Carnet d’un retour au pays natal (2ème partie)



Cette fois-ci, c’est la bonne. Après plusieurs tentatives vaines pendant sept ans, Carelle pose ses valises à Bujumbura. Officiellement, elle rentre pour le mariage plus un séjour de 5 semaines. Elle est loin de s’imaginer qu’elle s’embarque dans une aventure de deux ans où il sera question de doutes, de tourments (à cause des doutes) et d’improvisation (malgré les doutes).


Yves : On n'aurait pas dit un mariage. On aurait dit une équation à plusieurs inconnues. À quatre semaines de l’évènement, plusieurs questions sur la salle de réception, le mariage civil ou encore la bénédiction nuptiale étaient encore sans réponse.

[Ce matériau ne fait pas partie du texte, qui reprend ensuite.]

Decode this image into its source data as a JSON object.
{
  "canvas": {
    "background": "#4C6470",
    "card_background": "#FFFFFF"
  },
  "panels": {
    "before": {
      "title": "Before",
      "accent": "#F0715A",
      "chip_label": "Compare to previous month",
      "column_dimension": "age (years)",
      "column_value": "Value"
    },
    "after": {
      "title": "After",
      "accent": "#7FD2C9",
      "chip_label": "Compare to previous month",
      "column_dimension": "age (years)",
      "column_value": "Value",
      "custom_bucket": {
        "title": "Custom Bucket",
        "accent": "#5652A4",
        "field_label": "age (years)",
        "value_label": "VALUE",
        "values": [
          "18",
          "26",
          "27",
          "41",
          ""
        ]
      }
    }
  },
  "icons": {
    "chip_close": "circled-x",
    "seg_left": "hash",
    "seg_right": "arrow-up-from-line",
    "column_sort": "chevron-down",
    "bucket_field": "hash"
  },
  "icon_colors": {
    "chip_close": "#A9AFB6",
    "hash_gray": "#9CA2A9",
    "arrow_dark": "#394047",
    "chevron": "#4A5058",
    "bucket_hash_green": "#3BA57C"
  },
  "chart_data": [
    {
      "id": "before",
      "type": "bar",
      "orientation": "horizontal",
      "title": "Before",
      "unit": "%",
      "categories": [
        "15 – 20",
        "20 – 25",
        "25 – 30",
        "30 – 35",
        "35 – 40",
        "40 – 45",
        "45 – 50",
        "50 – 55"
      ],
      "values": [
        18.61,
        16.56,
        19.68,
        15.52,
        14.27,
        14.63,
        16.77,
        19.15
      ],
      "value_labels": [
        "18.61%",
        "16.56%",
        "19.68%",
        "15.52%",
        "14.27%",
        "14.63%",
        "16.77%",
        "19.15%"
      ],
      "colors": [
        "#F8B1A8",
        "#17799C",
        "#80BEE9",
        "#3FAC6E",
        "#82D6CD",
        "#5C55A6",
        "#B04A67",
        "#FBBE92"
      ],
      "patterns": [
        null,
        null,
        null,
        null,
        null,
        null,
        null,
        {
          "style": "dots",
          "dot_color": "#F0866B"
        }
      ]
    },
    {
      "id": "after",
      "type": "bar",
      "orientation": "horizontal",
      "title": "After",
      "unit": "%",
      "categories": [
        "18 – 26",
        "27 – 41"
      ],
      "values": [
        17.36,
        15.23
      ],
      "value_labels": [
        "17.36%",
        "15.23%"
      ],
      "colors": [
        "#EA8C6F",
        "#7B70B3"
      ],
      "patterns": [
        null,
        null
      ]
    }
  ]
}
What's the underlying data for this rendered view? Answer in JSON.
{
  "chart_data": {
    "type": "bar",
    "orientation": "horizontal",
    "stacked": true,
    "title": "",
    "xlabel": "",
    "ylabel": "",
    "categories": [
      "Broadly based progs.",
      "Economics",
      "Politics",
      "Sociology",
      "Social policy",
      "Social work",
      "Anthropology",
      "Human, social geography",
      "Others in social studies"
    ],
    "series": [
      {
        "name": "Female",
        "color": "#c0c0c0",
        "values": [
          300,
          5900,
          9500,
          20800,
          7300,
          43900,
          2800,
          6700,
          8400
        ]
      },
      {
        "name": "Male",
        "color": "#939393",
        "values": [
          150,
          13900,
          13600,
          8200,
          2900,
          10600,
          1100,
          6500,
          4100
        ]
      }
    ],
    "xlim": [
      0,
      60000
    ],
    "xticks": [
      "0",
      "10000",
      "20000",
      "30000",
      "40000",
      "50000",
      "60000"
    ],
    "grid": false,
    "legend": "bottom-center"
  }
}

En ce début du mois de décembre 2020, pourtant, la grande inconnue était de savoir si elle aurait l’autorisation de son employeur lui permettant le retour au pays.


C’est à cette étape de l’aventure que je découvre une facette de Carelle que je n’avais guère soupçonné jusque-là. Sa capacité à évaluer une situation compliquée avec sérénité et, sans autre forme de procès, de choisir l’option la plus difficile et la plus risquée parce que la plus raisonnable. Je ne sais s’il y a un mot pour définir cela.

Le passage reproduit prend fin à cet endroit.